コンテナガレージ

サブスク・日常・小説の情報を発信

パート3(6)-3

「ご自由に」老人はドアに消えた。

 老人の行動を詮索してもしょうがない、僕は意識をリビングのテーブルに強制的に代えた。ダンボールが二つ、置かれている。近づいて開封した。家電量販店にてPCを購入していた僕は、学校の帰りにターミナル駅で一度改札を出て、駅構内の目立たない、コインロッカーが並ぶ、人目につかないベンチでネットにアクセス、商品を注文していたのである。

 ダンボールのガムテープを剥がすと見えたのは、すべて本である。家庭では読める本が決められており、自由な知識の取得は規制されている。道をはずさない知識だけではまっとうな判断の材料に事欠き、制限が開放された時の反動を予測すると、両親の教育はあまり好ましく模範的で優秀な人材を育てるとは言いにくいだろう。体験者が語っているのだから、間違いない。受け継がれた体制なのか、あるいは反面教師か、どちらにせよ僕に押し付けるのは道理に反している、教育を施す人物という存在自体が絶対的な倫理の象徴を掲げるのは、過ちを認めないことと同義だ。一旦、こちらの側に下りてこなくては、汚れて、不誠実で、曖昧で、無頓着、嘘つきであることを認めるべき。また瑣末な事柄にかまけて貴重な時間を浪費した。

 僕は、椅子に座り、取り寄せた本を読み漁った。母親の車移動は必ず市内の中心部まで、だから往復の所要時間だけでも二時間は見込める。さらに、打ち合わせともなれば過去の事例から換算すると、最低でも三十分以上だろう。一冊に三十分で五冊か。僕はそれからわずかに体勢と座り位置を変えつつ、本を読み込んだ。

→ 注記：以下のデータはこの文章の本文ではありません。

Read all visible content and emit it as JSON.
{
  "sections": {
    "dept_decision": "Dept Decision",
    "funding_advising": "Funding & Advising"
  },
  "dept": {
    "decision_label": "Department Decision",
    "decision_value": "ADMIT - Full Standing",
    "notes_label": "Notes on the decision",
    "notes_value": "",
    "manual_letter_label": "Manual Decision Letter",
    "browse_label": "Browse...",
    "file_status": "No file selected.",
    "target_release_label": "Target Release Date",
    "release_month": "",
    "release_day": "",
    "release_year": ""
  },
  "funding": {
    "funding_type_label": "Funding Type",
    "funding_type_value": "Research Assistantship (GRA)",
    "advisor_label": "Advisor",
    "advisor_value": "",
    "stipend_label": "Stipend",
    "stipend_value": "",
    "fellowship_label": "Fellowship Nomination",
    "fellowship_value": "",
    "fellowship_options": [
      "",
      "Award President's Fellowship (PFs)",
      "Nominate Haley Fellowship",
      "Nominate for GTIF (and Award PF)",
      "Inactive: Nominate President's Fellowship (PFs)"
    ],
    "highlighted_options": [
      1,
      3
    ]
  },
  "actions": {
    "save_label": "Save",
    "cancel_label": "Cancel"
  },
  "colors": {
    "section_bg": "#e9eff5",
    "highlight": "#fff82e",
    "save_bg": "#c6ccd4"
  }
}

 三冊目に手をかけて、やめる。トイレに立ち、ついでに水分を補給した。冷蔵庫の食品はもちろん食べ放題である。テーブルに腰をかけようとしたが、もうひとつのダンボールの存在を僕は忘れていて、ガムテープは密着した状態でぴたりと張り付いてた。ただ、片方のダンボールに注文した本は全冊入っていた。これら以外の注文に覚えがない。しばらく間をおいて考えて、空けてみることに決めた。もしかすると、彼らの依頼かもしれない。 

 空気の入った玉が特徴的な緩衝材に覆われた底に一通の封書が隠れていた。